Entertainment

Australian TV networks ahead of the ‘flix fix

Written by Sean O'Malley

It’s a brave new world for people who love to watch television and there is a significant amount of evidence that says most of us do. The 2015 Deloitte Media Consumer survey found that the amount of time people spend watching movies and TV shows per week has increased from 16.6 hours in 2014 to 17.2 in 2015, which is an average of two and a half hours a day.

The internet and a large increase in the availability of content is undoubtedly a huge part of this and some might be worried about the effect it’s having on the homegrown Aussie dramas on our own silver screen.
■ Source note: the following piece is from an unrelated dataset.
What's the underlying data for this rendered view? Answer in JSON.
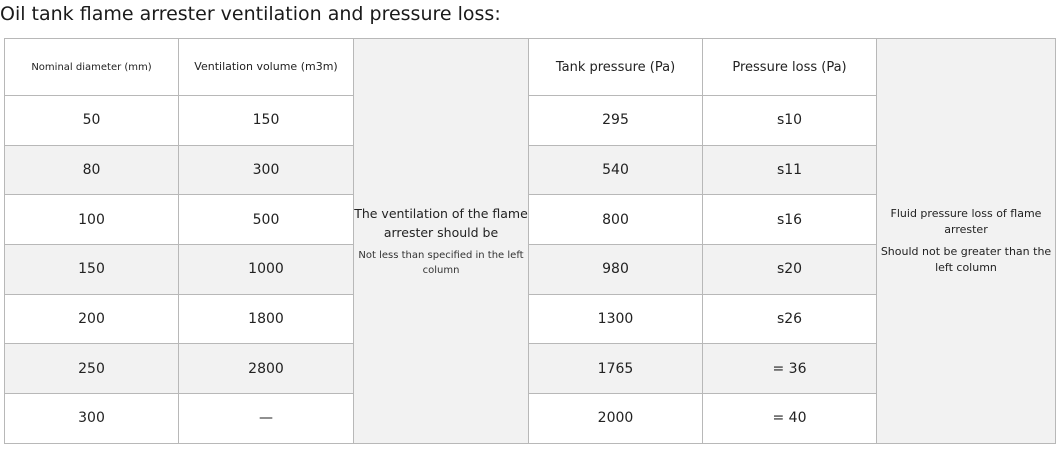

There are dozens if not hundreds of possible ways for Australians to watch television now. When looking for their latest fix, streaming services like Presto, Stan, Netflix and Quickflix are front and center; and shows on free-to-air networks and their obligatory DVD releases are no longer a priority. But there is no way around the fact that people love TV and despite the competition, Australian networks are still very much in the business of making content for the people who want to watch it. So which Networks are leading the pack? And which are falling behind?

Looking specifically at ratings taken from Screen Australia, the leader of the pack is by far Channel 7. More often than not, for the past seven years Channel 7 has aired close to half of the TV dramas that fell into the top 10 highest rated shows. The bad news is for fans of Channel 10. Things are not looking good for the network as it aired only seven per cent of the top 10 shows during this time.

But for those keen to pack up and declare a winner it’s important to know that ratings aren’t everything. This data was taken by focussing on the performance of individual episodes throughout the calendar year and then a series’ average can be worked out. While effective at determining which shows people tune into on the night, it doesn’t take into account the people who catch up or record their favourite series. Columbia Broadcasting System (CBS) chairman Leslie Moonves spoke to Vulture last week about how the longevity and success of a television series can no longer be solely judged on overnight ratings. “Overnight ratings are virtually useless now. When I analyse the performance of a show, it is extremely different than it was even five years ago, no less 20 years ago,” he said. This is clear when looking at the Australian content that people have gone back to and bought on DVD.

 

In the past five years, Channel 10 has aired 20 per cent of the shows that made up the best selling TV dramas on DVD. Channel 7 on the other hand, aired only 15 per cent. This means Channel 10 doesn’t have a problem with its content as much as it does its distribution method. But is this even a problem at all? And could it even aid the network in the long run?

When only 44 per cent of all TV and video content is being viewed traditionally on broadcast television anyway, the network with the most staying power might not be the one we switch on to, but the one we go back to.